That is not what potentially unwanted program means. It simply means it is a program that displays behaviors that may mean it's unwanted by the user.
"A PUP (potentially unwanted program) is a program that may be unwanted, despite the possibility that users consented to download it. PUPs include spyware, adware, and dialers, and are often downloaded in conjunction with a program that the user wants."
A PUP is only a threat if you don't trust the entity who developed it. It is potentially something you didn't want. It doesn't have the potential to turn from something you do want to something you don't. It will be what it is. If you want it now, you'll want it later, unless your wants change. It isn't going to morph into something it isn't already. Our products aren't security risks nor do we put any third party spyware in our install process like a lot of companies do but because they interface with many different parts of the OS many antivirus flag certain .dlls as PUPs sometimes. It's called a false positive. It's very common with a lot of legitimate software.
The kind of behavior you are talking about requires extremely advanced programming and isn't delivered by viruses. It's delivered in rootkits. Feel free to wiki that stuff. Super interesting.
Essentially, you are the head of security and your antivirus is your security staff. Every time your staff runs across something they think is fishy they will come and ask you if they should do anything about it or not. Some staff you can hire are really suspicious. They worry about every little sound they hear, every guest that comes over. Some are a little more lax. They ignore more and bother you less. Some staff make decisions to exclude guests without even asking you, and they do so really quietly. They don't even mention they refused someone access. These usually interfere with installation and use of some safe programs. It's up to you what kind of staff you want to hire. But, at the end of the day you are the head of security. If you know where a guest came from and you trust the person who sent them over then you can tell your security staff they it's ok for them to be on the premises.

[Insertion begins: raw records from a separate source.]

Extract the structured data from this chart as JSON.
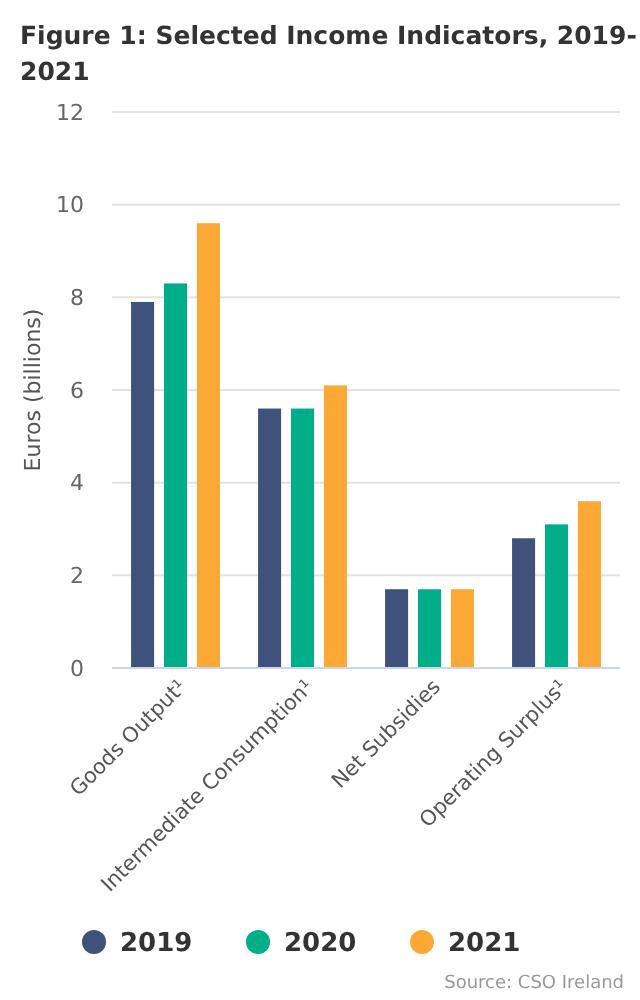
{
  "chart_data": {
    "type": "bar",
    "title": "Figure 1: Selected Income Indicators, 2019-2021",
    "ylabel": "Euros (billions)",
    "categories": [
      "Goods Output¹",
      "Intermediate Consumption¹",
      "Net Subsidies",
      "Operating Surplus¹"
    ],
    "series": [
      {
        "name": "2019",
        "color": "#3f527c",
        "values": [
          7.9,
          5.6,
          1.7,
          2.8
        ]
      },
      {
        "name": "2020",
        "color": "#00af89",
        "values": [
          8.3,
          5.6,
          1.7,
          3.1
        ]
      },
      {
        "name": "2021",
        "color": "#fba834",
        "values": [
          9.6,
          6.1,
          1.7,
          3.6
        ]
      }
    ],
    "ylim": [
      0,
      12
    ],
    "yticks": [
      0,
      2,
      4,
      6,
      8,
      10,
      12
    ],
    "grid": "y",
    "legend": "bottom",
    "annotations": [
      "Source: CSO Ireland"
    ]
  }
}
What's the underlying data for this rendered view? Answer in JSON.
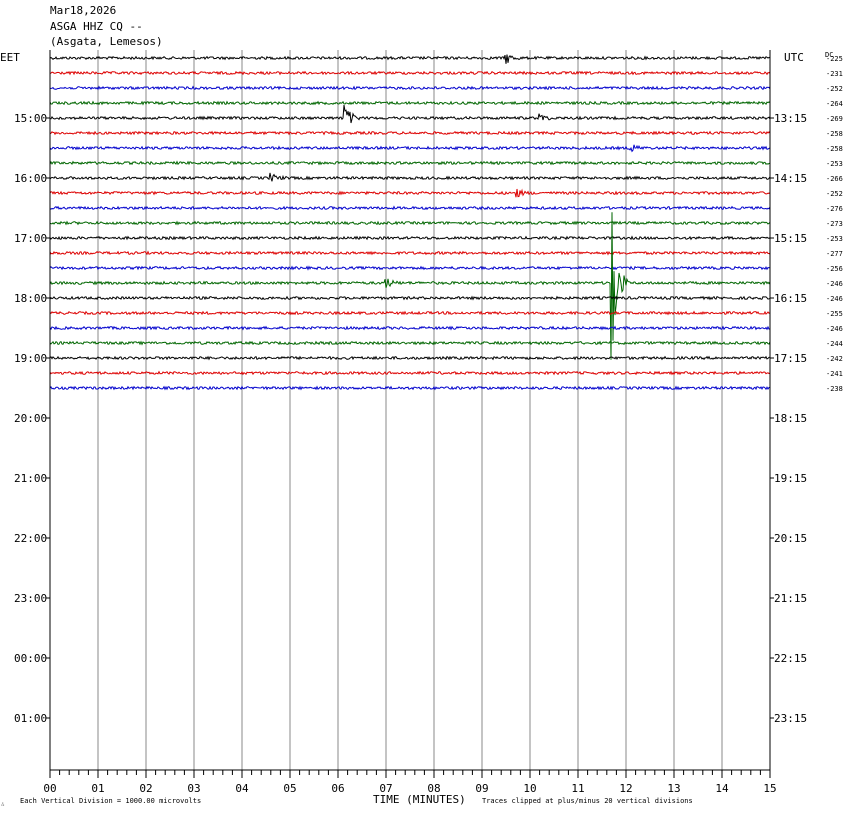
{
  "header": {
    "date": "Mar18,2026",
    "station": "ASGA HHZ CQ --",
    "location": "(Asgata, Lemesos)"
  },
  "left_label": "EET",
  "right_label": "UTC",
  "dc_label": "DC",
  "xlabel": "TIME (MINUTES)",
  "footnote_left": "Each Vertical Division = 1000.00 microvolts",
  "footnote_right": "Traces clipped at plus/minus 20 vertical divisions",
  "corner_mark": "∴",
  "colors": {
    "trace_cycle": [
      "#000000",
      "#dd0000",
      "#0000cc",
      "#006600"
    ],
    "grid": "#888888"
  },
  "chart_data": {
    "type": "line",
    "title": "ASGA HHZ CQ --",
    "xlabel": "TIME (MINUTES)",
    "xlim": [
      0,
      15
    ],
    "x_ticks": [
      "00",
      "01",
      "02",
      "03",
      "04",
      "05",
      "06",
      "07",
      "08",
      "09",
      "10",
      "11",
      "12",
      "13",
      "14",
      "15"
    ],
    "eet_hour_labels": [
      "15:00",
      "16:00",
      "17:00",
      "18:00",
      "19:00",
      "20:00",
      "21:00",
      "22:00",
      "23:00",
      "00:00",
      "01:00"
    ],
    "utc_hour_labels": [
      "13:15",
      "14:15",
      "15:15",
      "16:15",
      "17:15",
      "18:15",
      "19:15",
      "20:15",
      "21:15",
      "22:15",
      "23:15"
    ],
    "trace_rows_per_hour": 4,
    "dc_offsets": [
      "-225",
      "-231",
      "-252",
      "-264",
      "-269",
      "-258",
      "-258",
      "-253",
      "-266",
      "-252",
      "-276",
      "-273",
      "-253",
      "-277",
      "-256",
      "-246",
      "-246",
      "-255",
      "-246",
      "-244",
      "-242",
      "-241",
      "-238"
    ],
    "events": [
      {
        "trace": 0,
        "minute": 9.5,
        "amplitude_divisions": 0.4
      },
      {
        "trace": 4,
        "minute": 6.15,
        "amplitude_divisions": 1.0
      },
      {
        "trace": 4,
        "minute": 10.2,
        "amplitude_divisions": 0.3
      },
      {
        "trace": 6,
        "minute": 12.1,
        "amplitude_divisions": 0.3
      },
      {
        "trace": 8,
        "minute": 4.6,
        "amplitude_divisions": 0.3
      },
      {
        "trace": 9,
        "minute": 9.7,
        "amplitude_divisions": 0.35
      },
      {
        "trace": 15,
        "minute": 7.0,
        "amplitude_divisions": 0.35
      },
      {
        "trace": 15,
        "minute": 11.7,
        "amplitude_divisions": 5.6
      }
    ]
  }
}
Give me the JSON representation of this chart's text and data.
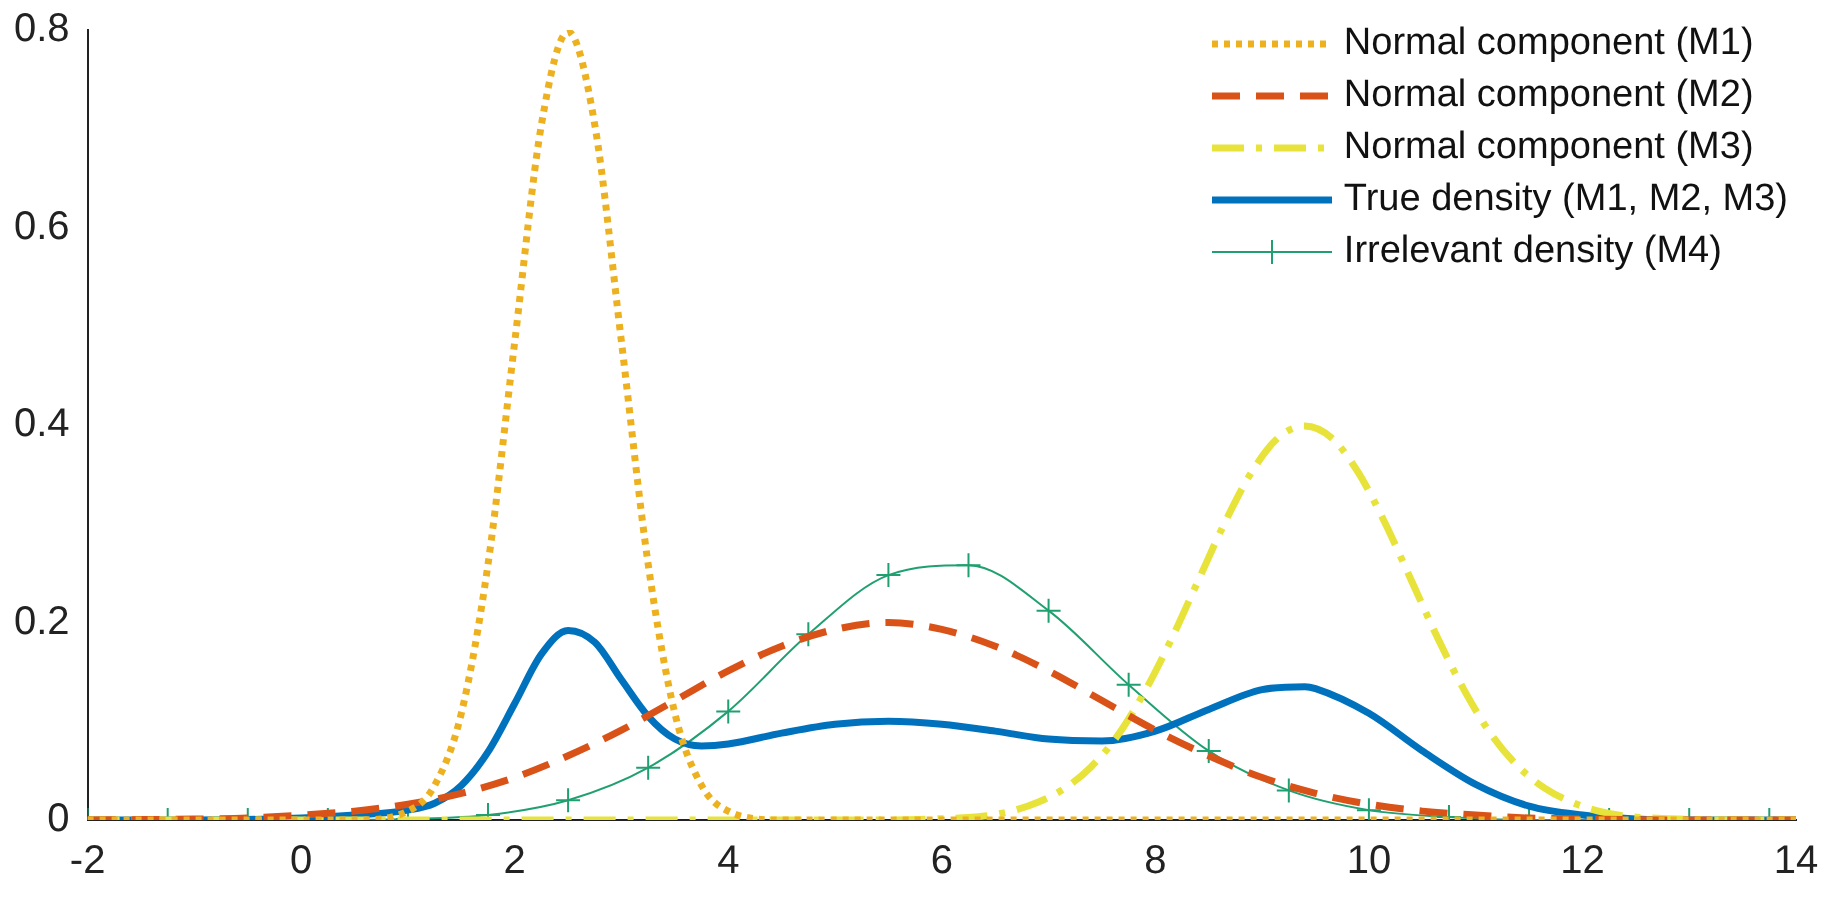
{
  "chart_data": {
    "type": "line",
    "xlim": [
      -2,
      14
    ],
    "xticks": [
      -2,
      0,
      2,
      4,
      6,
      8,
      10,
      12,
      14
    ],
    "ylim": [
      0,
      0.8
    ],
    "yticks": [
      0,
      0.2,
      0.4,
      0.6,
      0.8
    ],
    "grid": false,
    "legend": "top right",
    "marker": "none",
    "series": [
      {
        "name": "Normal component (M1)",
        "color": "#edb120",
        "line_style": "dotted",
        "x": [
          -2,
          0.5,
          1,
          1.25,
          1.5,
          1.75,
          2,
          2.25,
          2.5,
          2.75,
          3,
          3.25,
          3.5,
          3.75,
          4,
          4.5,
          14
        ],
        "values": [
          0,
          0,
          0.009,
          0.035,
          0.108,
          0.259,
          0.484,
          0.704,
          0.798,
          0.704,
          0.484,
          0.259,
          0.108,
          0.035,
          0.009,
          0,
          0
        ]
      },
      {
        "name": "Normal component (M2)",
        "color": "#d95319",
        "line_style": "dashed",
        "x": [
          -2,
          -1,
          -0.5,
          0,
          0.5,
          1,
          1.5,
          2,
          2.5,
          3,
          3.5,
          4,
          4.5,
          5,
          5.5,
          6,
          6.5,
          7,
          7.5,
          8,
          8.5,
          9,
          9.5,
          10,
          10.5,
          11,
          11.5,
          12,
          13,
          14
        ],
        "values": [
          0,
          0.001,
          0.002,
          0.005,
          0.009,
          0.016,
          0.027,
          0.043,
          0.065,
          0.091,
          0.121,
          0.151,
          0.176,
          0.193,
          0.2,
          0.193,
          0.176,
          0.151,
          0.121,
          0.091,
          0.065,
          0.043,
          0.027,
          0.016,
          0.009,
          0.005,
          0.002,
          0.001,
          0,
          0
        ]
      },
      {
        "name": "Normal component (M3)",
        "color": "#e8e33a",
        "line_style": "dashdot",
        "x": [
          -2,
          5.4,
          5.9,
          6.4,
          6.65,
          6.9,
          7.15,
          7.4,
          7.65,
          7.9,
          8.15,
          8.4,
          8.65,
          8.9,
          9.15,
          9.4,
          9.65,
          9.9,
          10.15,
          10.4,
          10.65,
          10.9,
          11.15,
          11.4,
          11.65,
          11.9,
          12.15,
          12.4,
          12.9,
          13.4,
          14
        ],
        "values": [
          0,
          0,
          0.001,
          0.004,
          0.009,
          0.018,
          0.032,
          0.054,
          0.086,
          0.13,
          0.183,
          0.242,
          0.301,
          0.352,
          0.387,
          0.399,
          0.387,
          0.352,
          0.301,
          0.242,
          0.183,
          0.13,
          0.086,
          0.054,
          0.032,
          0.018,
          0.009,
          0.004,
          0.001,
          0,
          0
        ]
      },
      {
        "name": "True density (M1, M2, M3)",
        "color": "#0072bd",
        "line_style": "solid",
        "x": [
          -2,
          -1,
          0,
          0.5,
          1,
          1.25,
          1.5,
          1.75,
          2,
          2.25,
          2.5,
          2.75,
          3,
          3.25,
          3.5,
          3.75,
          4,
          4.5,
          5,
          5.5,
          6,
          6.5,
          7,
          7.5,
          8,
          8.5,
          9,
          9.4,
          9.5,
          10,
          10.5,
          11,
          11.5,
          12,
          12.5,
          13,
          14
        ],
        "values": [
          0,
          0,
          0.002,
          0.005,
          0.01,
          0.017,
          0.035,
          0.069,
          0.118,
          0.168,
          0.192,
          0.18,
          0.142,
          0.105,
          0.082,
          0.075,
          0.077,
          0.088,
          0.097,
          0.1,
          0.097,
          0.09,
          0.082,
          0.08,
          0.09,
          0.112,
          0.132,
          0.135,
          0.133,
          0.108,
          0.07,
          0.036,
          0.014,
          0.005,
          0.001,
          0,
          0
        ]
      },
      {
        "name": "Irrelevant density (M4)",
        "color": "#20a070",
        "line_style": "solid",
        "marker": "cross",
        "x": [
          -2,
          -1.25,
          -0.5,
          0.25,
          1,
          1.75,
          2.5,
          3.25,
          4,
          4.75,
          5.5,
          6.25,
          7,
          7.75,
          8.5,
          9.25,
          10,
          10.75,
          11.5,
          12.25,
          13,
          13.75
        ],
        "values": [
          0,
          0,
          0,
          0,
          0.001,
          0.005,
          0.02,
          0.053,
          0.11,
          0.188,
          0.248,
          0.258,
          0.212,
          0.137,
          0.07,
          0.03,
          0.01,
          0.003,
          0,
          0,
          0,
          0
        ]
      }
    ]
  }
}
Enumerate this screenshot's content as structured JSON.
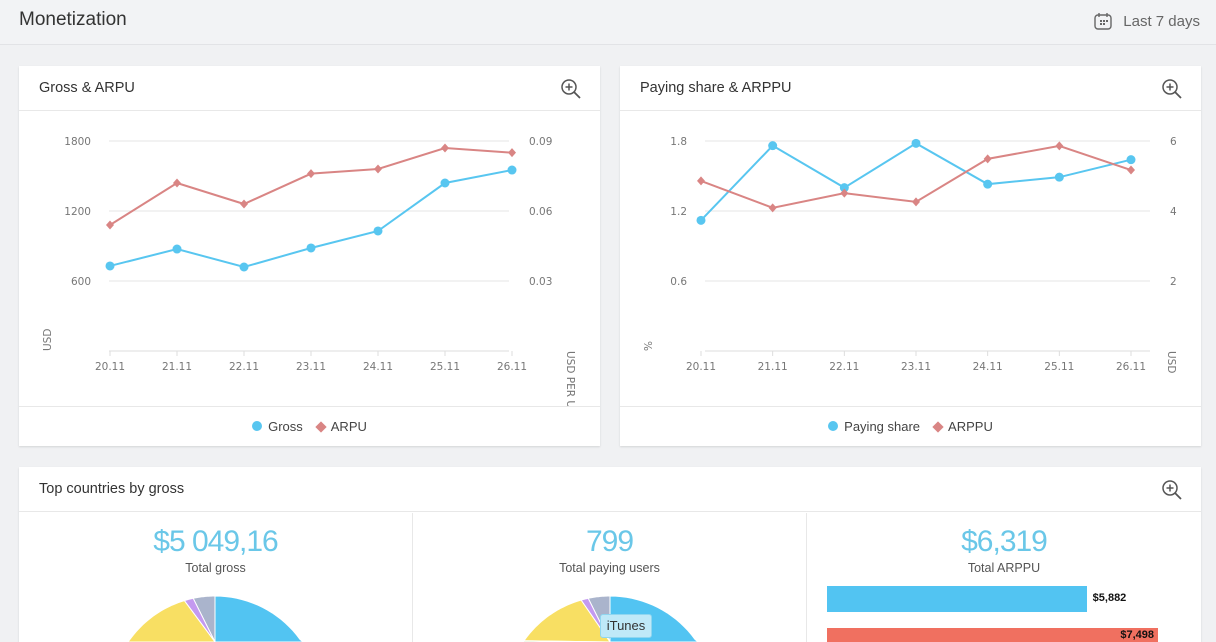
{
  "header": {
    "title": "Monetization",
    "range_label": "Last 7 days"
  },
  "chart_data": [
    {
      "type": "line",
      "title": "Gross & ARPU",
      "categories": [
        "20.11",
        "21.11",
        "22.11",
        "23.11",
        "24.11",
        "25.11",
        "26.11"
      ],
      "ylabel": "USD",
      "y2label": "USD PER USER",
      "ylim": [
        0,
        1800
      ],
      "y2lim": [
        0,
        0.09
      ],
      "yticks": [
        "600",
        "1200",
        "1800"
      ],
      "y2ticks": [
        "0.03",
        "0.06",
        "0.09"
      ],
      "grid": true,
      "legend": "bottom",
      "series": [
        {
          "name": "Gross",
          "axis": "left",
          "color": "#58c6f0",
          "marker": "circle",
          "values": [
            729,
            874,
            720,
            883,
            1029,
            1440,
            1551
          ]
        },
        {
          "name": "ARPU",
          "axis": "right",
          "color": "#d98584",
          "marker": "diamond",
          "values": [
            0.054,
            0.072,
            0.063,
            0.076,
            0.078,
            0.087,
            0.085
          ]
        }
      ]
    },
    {
      "type": "line",
      "title": "Paying share & ARPPU",
      "categories": [
        "20.11",
        "21.11",
        "22.11",
        "23.11",
        "24.11",
        "25.11",
        "26.11"
      ],
      "ylabel": "%",
      "y2label": "USD",
      "ylim": [
        0,
        1.8
      ],
      "y2lim": [
        0,
        6
      ],
      "yticks": [
        "0.6",
        "1.2",
        "1.8"
      ],
      "y2ticks": [
        "2",
        "4",
        "6"
      ],
      "grid": true,
      "legend": "bottom",
      "series": [
        {
          "name": "Paying share",
          "axis": "left",
          "color": "#58c6f0",
          "marker": "circle",
          "values": [
            1.12,
            1.76,
            1.4,
            1.78,
            1.43,
            1.49,
            1.64
          ]
        },
        {
          "name": "ARPPU",
          "axis": "right",
          "color": "#d98584",
          "marker": "diamond",
          "values": [
            4.86,
            4.09,
            4.51,
            4.26,
            5.49,
            5.86,
            5.17
          ]
        }
      ]
    }
  ],
  "countries": {
    "title": "Top countries by gross",
    "gross": {
      "value": "$5 049,16",
      "label": "Total gross"
    },
    "paying": {
      "value": "799",
      "label": "Total paying users",
      "tooltip": "iTunes"
    },
    "arppu": {
      "value": "$6,319",
      "label": "Total ARPPU",
      "bars": [
        {
          "label": "$5,882",
          "value": 5.882,
          "color": "#52c4f2"
        },
        {
          "label": "$7,498",
          "value": 7.498,
          "color": "#f07060"
        }
      ]
    }
  },
  "icons": {
    "zoom": "zoom-in-icon",
    "calendar": "calendar-icon"
  }
}
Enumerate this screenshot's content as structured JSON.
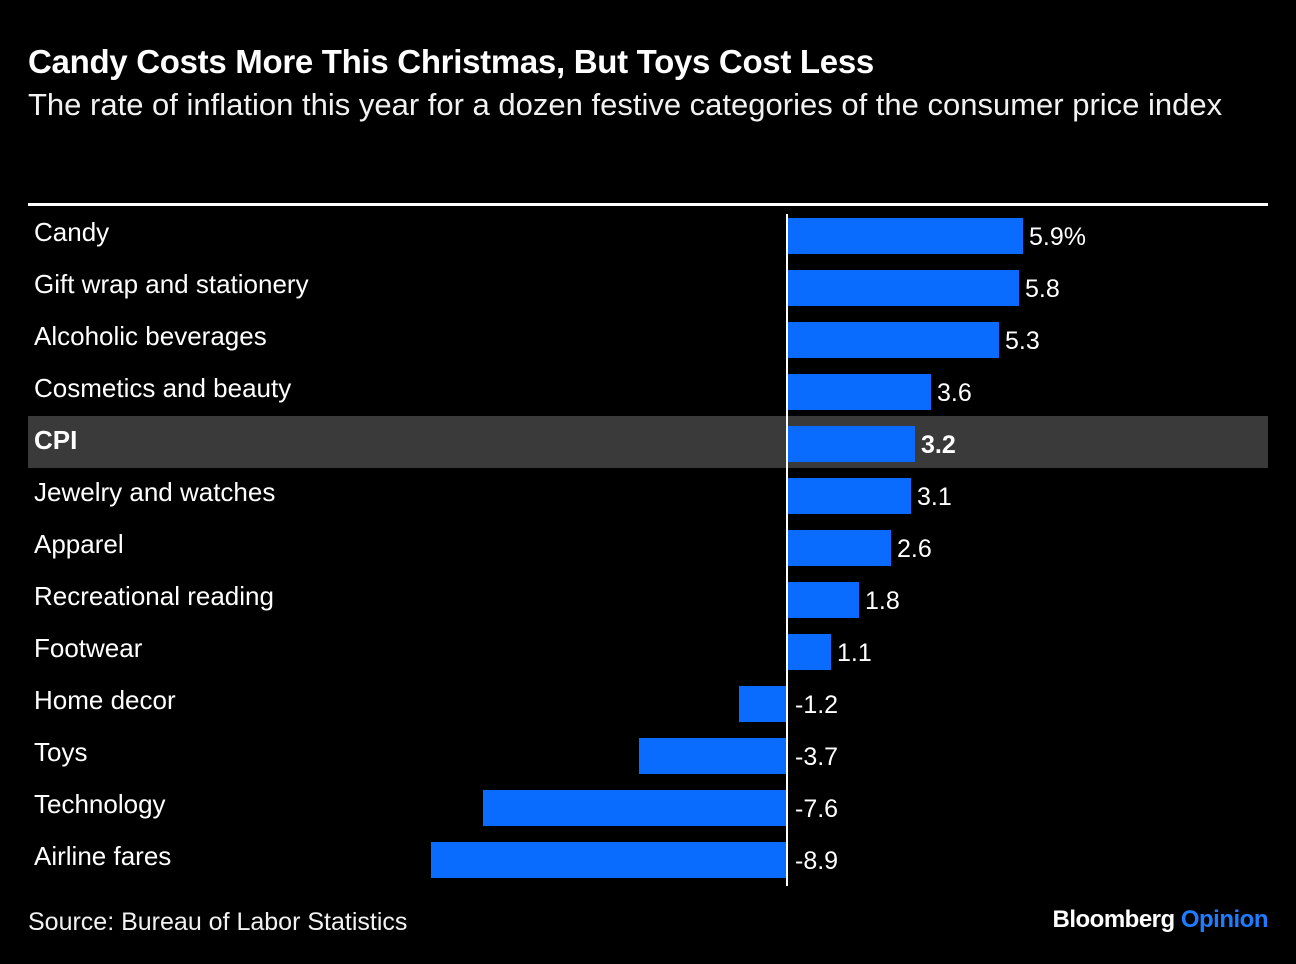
{
  "header": {
    "title": "Candy Costs More This Christmas, But Toys Cost Less",
    "subtitle": "The rate of inflation this year for a dozen festive categories of the consumer price index"
  },
  "footer": {
    "source": "Source: Bureau of Labor Statistics",
    "brand_primary": "Bloomberg",
    "brand_secondary": "Opinion"
  },
  "colors": {
    "bar": "#0a6cff",
    "highlight_row": "#3a3a3a",
    "brand_accent": "#1f7bff",
    "axis": "#ffffff",
    "text": "#ffffff"
  },
  "chart_data": {
    "type": "bar",
    "orientation": "horizontal",
    "title": "Candy Costs More This Christmas, But Toys Cost Less",
    "subtitle": "The rate of inflation this year for a dozen festive categories of the consumer price index",
    "categories": [
      "Candy",
      "Gift wrap and stationery",
      "Alcoholic beverages",
      "Cosmetics and beauty",
      "CPI",
      "Jewelry and watches",
      "Apparel",
      "Recreational reading",
      "Footwear",
      "Home decor",
      "Toys",
      "Technology",
      "Airline fares"
    ],
    "values": [
      5.9,
      5.8,
      5.3,
      3.6,
      3.2,
      3.1,
      2.6,
      1.8,
      1.1,
      -1.2,
      -3.7,
      -7.6,
      -8.9
    ],
    "value_labels": [
      "5.9%",
      "5.8",
      "5.3",
      "3.6",
      "3.2",
      "3.1",
      "2.6",
      "1.8",
      "1.1",
      "-1.2",
      "-3.7",
      "-7.6",
      "-8.9"
    ],
    "highlight_category": "CPI",
    "xlim": [
      -8.9,
      5.9
    ],
    "grid": false,
    "legend": "none"
  }
}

I can say with full confidence that nothing delivered in an install of TurboCAD is a security risk, malware or potentially dangerous. Viruses simply don't work like that. Any contact with Russia is due to the fact that our software is written in Russia by Russian programmers who get all the error reports. They are really nice guys, not criminals. I talk to them often. Dave Taylor just got back from visiting them for a week about a month ago. They aren't dropping zero day exploits in the software or anything like that. Besides, if the Ruskies wanted to infiltrate US cyber defenses using a CAD program it wouldn't be TurboCAD. AutoDesk has a lock on the infrastructure market.